You have the right to request certain information about the personal data we hold about  you. Furthermore, you are given the opportunity to verify your Personal Data and to  access them. 

6.2 Correction 

You are also entitled to request the correction of any mistakes or inaccuracies in your  personal data provided we are able to verify your identity. Please note that this does not  apply in case your correction request relates to an assessment carried out by our staff  and you are unable to provide sufficient proof of the assessment’s inaccuracy or  respective data are contained in a record held by our archives. 

6.3 Erasure 

You are entitled to request that your Personal Data are fully deleted from our systems.  However, there may be certain circumstances where we are obliged or legally obliged  to retain your Personal Data.

6.4 Objection 

You have the right to object at any time to the Processing of your Personal Data on  compelling legitimate grounds relating to your particular situation. Any objection of  this kind will be accepted if your fundamental rights and freedoms in question  outweigh our legitimate interests, or the public interest, in Processing. 

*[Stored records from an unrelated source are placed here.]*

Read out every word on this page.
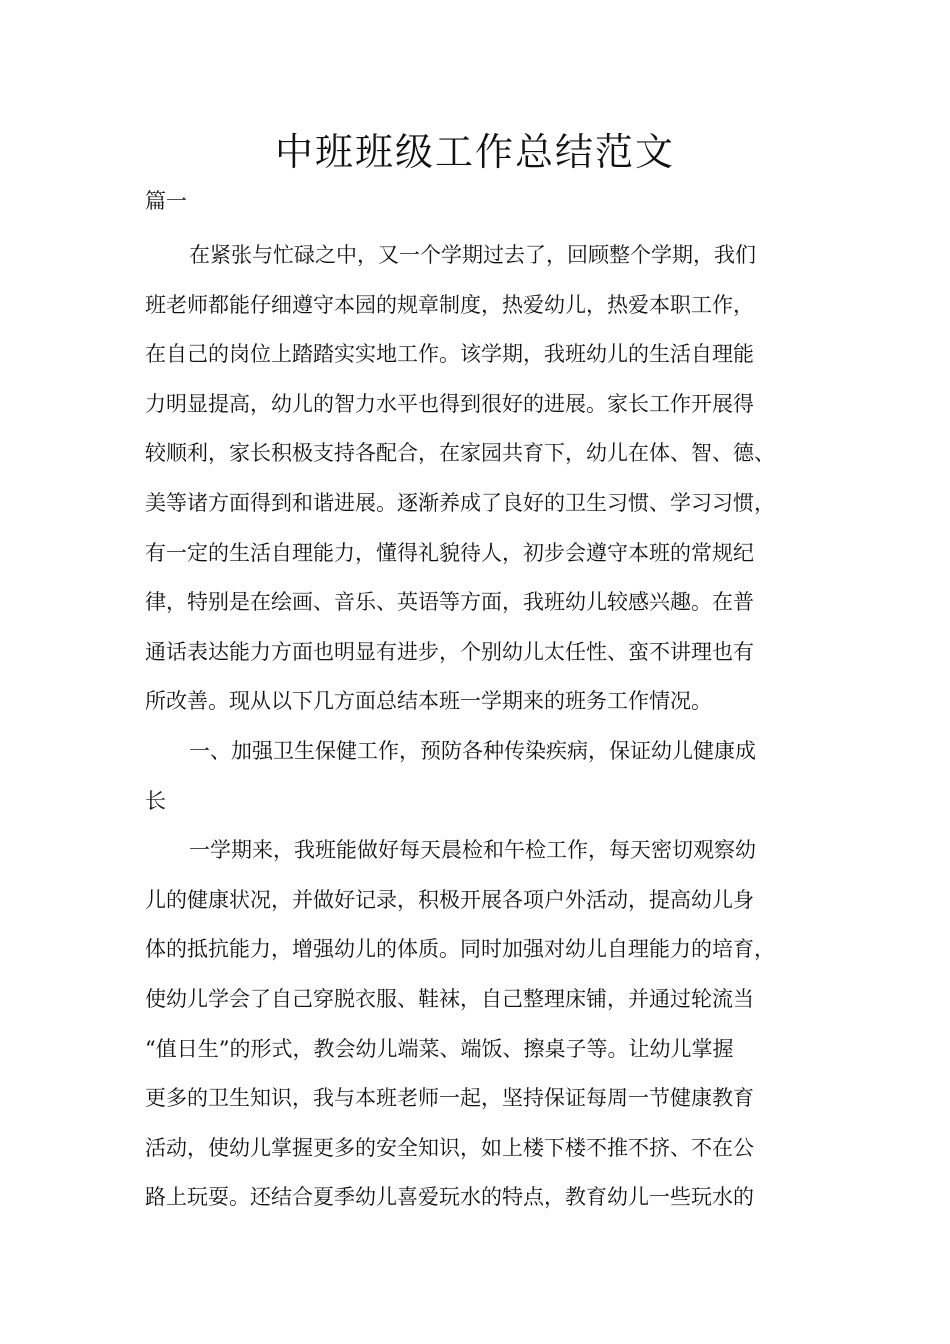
中班班级工作总结范文

篇一

在紧张与忙碌之中，又一个学期过去了，回顾整个学期，我们
班老师都能仔细遵守本园的规章制度，热爱幼儿，热爱本职工作，
在自己的岗位上踏踏实实地工作。该学期，我班幼儿的生活自理能
力明显提高，幼儿的智力水平也得到很好的进展。家长工作开展得
较顺利，家长积极支持各配合，在家园共育下，幼儿在体、智、德、
美等诸方面得到和谐进展。逐渐养成了良好的卫生习惯、学习习惯，
有一定的生活自理能力，懂得礼貌待人，初步会遵守本班的常规纪
律，特别是在绘画、音乐、英语等方面，我班幼儿较感兴趣。在普
通话表达能力方面也明显有进步，个别幼儿太任性、蛮不讲理也有
所改善。现从以下几方面总结本班一学期来的班务工作情况。
一、加强卫生保健工作，预防各种传染疾病，保证幼儿健康成
长
一学期来，我班能做好每天晨检和午检工作，每天密切观察幼
儿的健康状况，并做好记录，积极开展各项户外活动，提高幼儿身
体的抵抗能力，增强幼儿的体质。同时加强对幼儿自理能力的培育，
使幼儿学会了自己穿脱衣服、鞋袜，自己整理床铺，并通过轮流当
“值日生”的形式，教会幼儿端菜、端饭、擦桌子等。让幼儿掌握
更多的卫生知识，我与本班老师一起，坚持保证每周一节健康教育
活动，使幼儿掌握更多的安全知识，如上楼下楼不推不挤、不在公
路上玩耍。还结合夏季幼儿喜爱玩水的特点，教育幼儿一些玩水的
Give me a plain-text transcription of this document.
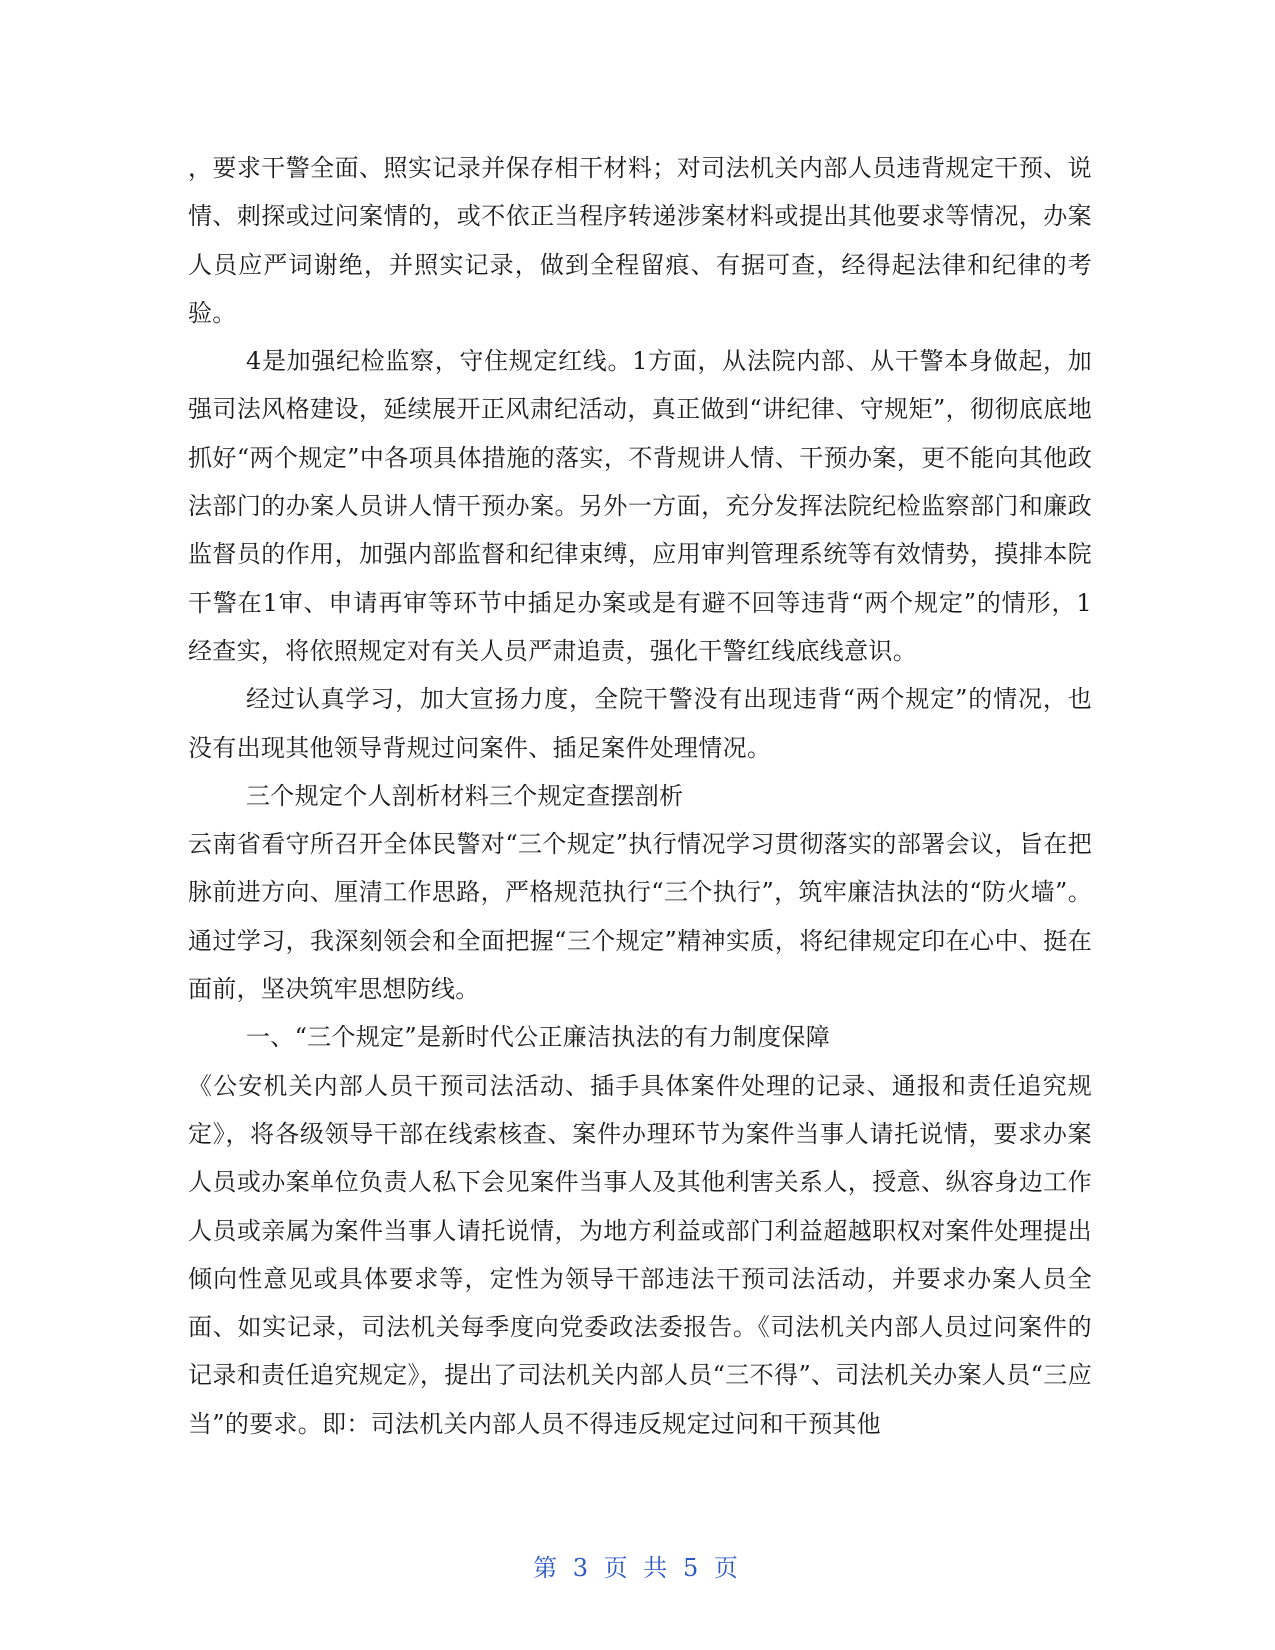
，要求干警全面、照实记录并保存相干材料；对司法机关内部人员违背规定干预、说情、刺探或过问案情的，或不依正当程序转递涉案材料或提出其他要求等情况，办案人员应严词谢绝，并照实记录，做到全程留痕、有据可查，经得起法律和纪律的考验。

4是加强纪检监察，守住规定红线。1方面，从法院内部、从干警本身做起，加强司法风格建设，延续展开正风肃纪活动，真正做到“讲纪律、守规矩”，彻彻底底地抓好“两个规定”中各项具体措施的落实，不背规讲人情、干预办案，更不能向其他政法部门的办案人员讲人情干预办案。另外一方面，充分发挥法院纪检监察部门和廉政监督员的作用，加强内部监督和纪律束缚，应用审判管理系统等有效情势，摸排本院干警在1审、申请再审等环节中插足办案或是有避不回等违背“两个规定”的情形，1经查实，将依照规定对有关人员严肃追责，强化干警红线底线意识。

经过认真学习，加大宣扬力度，全院干警没有出现违背“两个规定”的情况，也没有出现其他领导背规过问案件、插足案件处理情况。

三个规定个人剖析材料三个规定查摆剖析

云南省看守所召开全体民警对“三个规定”执行情况学习贯彻落实的部署会议，旨在把脉前进方向、厘清工作思路，严格规范执行“三个执行”，筑牢廉洁执法的“防火墙”。通过学习，我深刻领会和全面把握“三个规定”精神实质，将纪律规定印在心中、挺在面前，坚决筑牢思想防线。

一、“三个规定”是新时代公正廉洁执法的有力制度保障

《公安机关内部人员干预司法活动、插手具体案件处理的记录、通报和责任追究规定》，将各级领导干部在线索核查、案件办理环节为案件当事人请托说情，要求办案人员或办案单位负责人私下会见案件当事人及其他利害关系人，授意、纵容身边工作人员或亲属为案件当事人请托说情，为地方利益或部门利益超越职权对案件处理提出倾向性意见或具体要求等，定性为领导干部违法干预司法活动，并要求办案人员全面、如实记录，司法机关每季度向党委政法委报告。《司法机关内部人员过问案件的记录和责任追究规定》，提出了司法机关内部人员“三不得”、司法机关办案人员“三应当”的要求。即：司法机关内部人员不得违反规定过问和干预其他

第 3 页 共 5 页
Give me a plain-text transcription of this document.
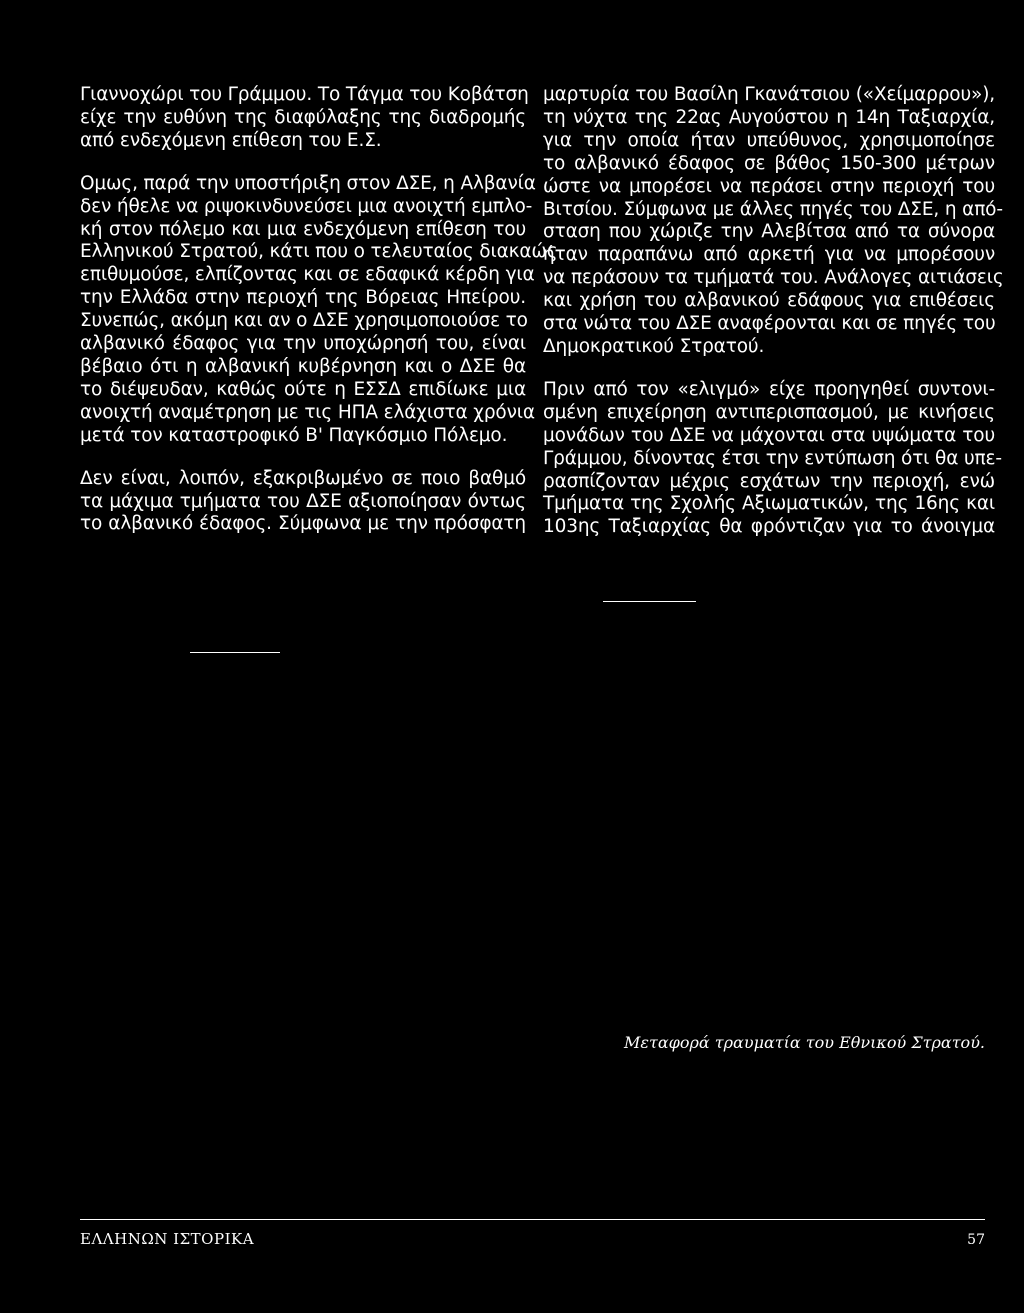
Γιαννοχώρι του Γράμμου. Το Τάγμα του Κοβάτση
είχε την ευθύνη της διαφύλαξης της διαδρομής
από ενδεχόμενη επίθεση του Ε.Σ.
Ομως, παρά την υποστήριξη στον ΔΣΕ, η Αλβανία
δεν ήθελε να ριψοκινδυνεύσει μια ανοιχτή εμπλο-
κή στον πόλεμο και μια ενδεχόμενη επίθεση του
Ελληνικού Στρατού, κάτι που ο τελευταίος διακαώς
επιθυμούσε, ελπίζοντας και σε εδαφικά κέρδη για
την Ελλάδα στην περιοχή της Βόρειας Ηπείρου.
Συνεπώς, ακόμη και αν ο ΔΣΕ χρησιμοποιούσε το
αλβανικό έδαφος για την υποχώρησή του, είναι
βέβαιο ότι η αλβανική κυβέρνηση και ο ΔΣΕ θα
το διέψευδαν, καθώς ούτε η ΕΣΣΔ επιδίωκε μια
ανοιχτή αναμέτρηση με τις ΗΠΑ ελάχιστα χρόνια
μετά τον καταστροφικό Β' Παγκόσμιο Πόλεμο.
Δεν είναι, λοιπόν, εξακριβωμένο σε ποιο βαθμό
τα μάχιμα τμήματα του ΔΣΕ αξιοποίησαν όντως
το αλβανικό έδαφος. Σύμφωνα με την πρόσφατη
μαρτυρία του Βασίλη Γκανάτσιου («Χείμαρρου»),
τη νύχτα της 22ας Αυγούστου η 14η Ταξιαρχία,
για την οποία ήταν υπεύθυνος, χρησιμοποίησε
το αλβανικό έδαφος σε βάθος 150-300 μέτρων
ώστε να μπορέσει να περάσει στην περιοχή του
Βιτσίου. Σύμφωνα με άλλες πηγές του ΔΣΕ, η από-
σταση που χώριζε την Αλεβίτσα από τα σύνορα
ήταν παραπάνω από αρκετή για να μπορέσουν
να περάσουν τα τμήματά του. Ανάλογες αιτιάσεις
και χρήση του αλβανικού εδάφους για επιθέσεις
στα νώτα του ΔΣΕ αναφέρονται και σε πηγές του
Δημοκρατικού Στρατού.
Πριν από τον «ελιγμό» είχε προηγηθεί συντονι-
σμένη επιχείρηση αντιπερισπασμού, με κινήσεις
μονάδων του ΔΣΕ να μάχονται στα υψώματα του
Γράμμου, δίνοντας έτσι την εντύπωση ότι θα υπε-
ρασπίζονταν μέχρις εσχάτων την περιοχή, ενώ
Τμήματα της Σχολής Αξιωματικών, της 16ης και
103ης Ταξιαρχίας θα φρόντιζαν για το άνοιγμα
Μεταφορά τραυματία του Εθνικού Στρατού.
ΕΛΛΗΝΩΝ ΙΣΤΟΡΙΚΑ	57
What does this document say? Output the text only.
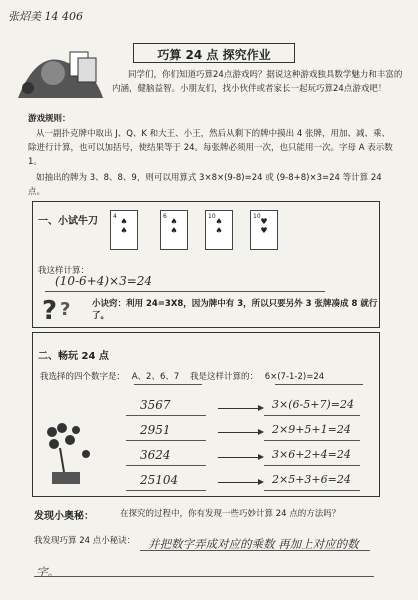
张炤美 14 406
巧算 24 点 探究作业
同学们，你们知道巧算24点游戏吗？据说这种游戏独具数学魅力和丰富的内涵，健脑益智。小朋友们，找小伙伴或者家长一起玩巧算24点游戏吧！
游戏规则：
从一副扑克牌中取出 J、Q、K 和大王、小王，然后从剩下的牌中摸出 4 张牌，用加、减、乘、除进行计算，也可以加括号，使结果等于 24。每张牌必须用一次，也只能用一次。字母 A 表示数 1。
如抽出的牌为 3、8、8、9，则可以用算式 3×8×(9-8)=24 或 (9-8+8)×3=24 等计算 24 点。
一、小试牛刀	4
♠
♠
6
♠
♠
10
♠
♠
10
♥
♥
我这样计算：
(10-6+4)×3=24
? ?	小诀窍：利用 24=3X8，因为牌中有 3，所以只要另外 3 张牌凑成 8 就行了。
二、畅玩 24 点
我选择的四个数字是： A、2、6、7 我是这样计算的： 6×(7-1-2)=24
3567	3×(6-5+7)=24
2951	2×9+5+1=24
3624	3×6+2+4=24
25104	2×5+3+6=24
发现小奥秘：	在探究的过程中，你有发现一些巧妙计算 24 点的方法吗？
我发现巧算 24 点小秘诀：	并把数字弄成对应的乘数 再加上对应的数字。
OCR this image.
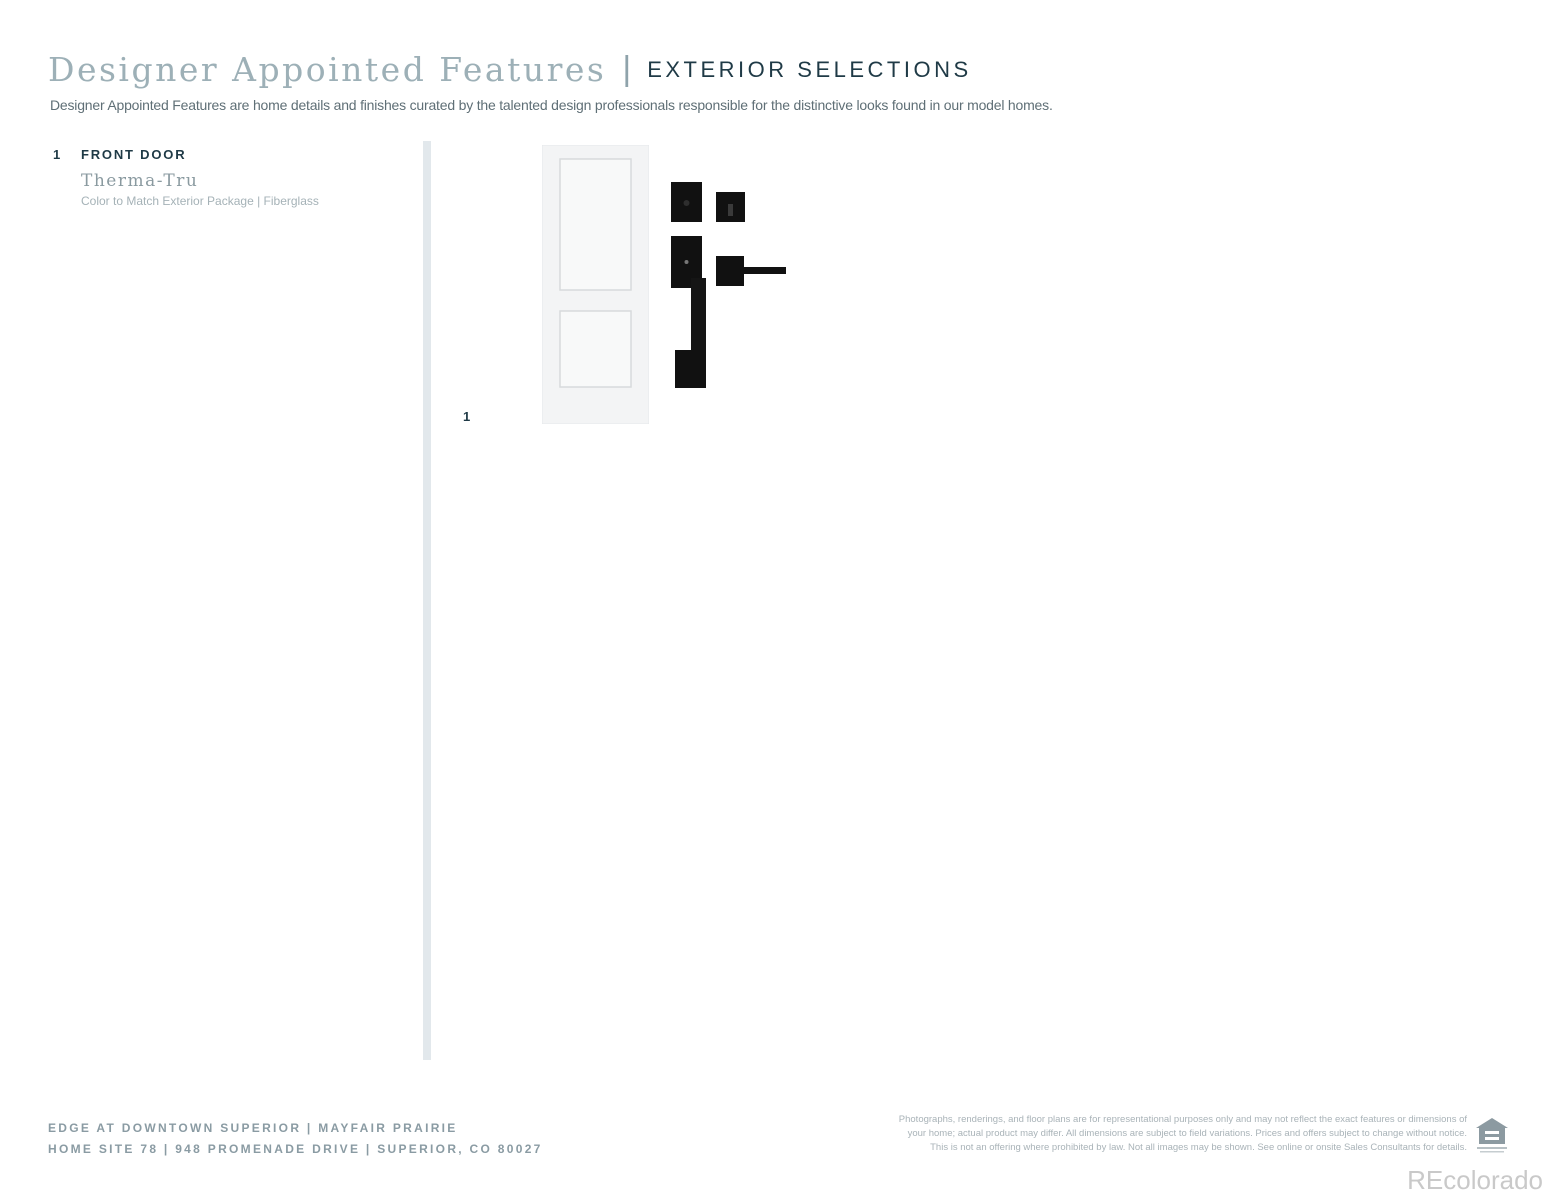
Designer Appointed Features | EXTERIOR SELECTIONS
Designer Appointed Features are home details and finishes curated by the talented design professionals responsible for the distinctive looks found in our model homes.
1 FRONT DOOR
Therma-Tru
Color to Match Exterior Package | Fiberglass
1
EDGE AT DOWNTOWN SUPERIOR | MAYFAIR PRAIRIE
HOME SITE 78 | 948 PROMENADE DRIVE | SUPERIOR, CO 80027
Photographs, renderings, and floor plans are for representational purposes only and may not reflect the exact features or dimensions of
your home; actual product may differ. All dimensions are subject to field variations. Prices and offers subject to change without notice.
This is not an offering where prohibited by law. Not all images may be shown. See online or onsite Sales Consultants for details.
REcolorado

You also have the right to withdraw your consent (without prejudice to the fact that  processing carried out until that date, based on consent previously given, remains  entirely valid) and opt-out of receiving future information about the P2P via e-mail at  any time. Please communicate your wish to unsubscribe at the email address provided. 

The User also has, under the terms of the law, the right to request limitation of the  processing or portability of their data, subject to the legally applicable conditions. 

User’s Rights mentioned above may be exercised using the contact details provided in  below. 

  1. Contact us 

We aim to always meet the highest standards to safeguard your privacy. Please contact  us, if you require more detailed information on your rights regarding the personal data  you have provided to us, the way we collect and use them, or if you wish to exercise any  of the rights set out above. 

Thus, if you have any questions related to the processing of your personal data or the  exercise of the rights conferred on you by the applicable legislation and, in particular,  mentioned in this Policy, you can use the following contacts: 

Email: [email protected] 

Without prejudice to any other administrative or judicial remedy, the User is entitled to  submit a complaint to the National Data Protection Commission or other competent  supervisory authority under the law, if the processing of data by P2P is believed to  violate the legal scheme in force from time to time. 

Portuguese law and jurisdiction will apply. 

  1. Changes to the Personal Data Processing Terms 

P2P may change this Policy at any time. These changes will be duly publicized in the  pages of the Website(s).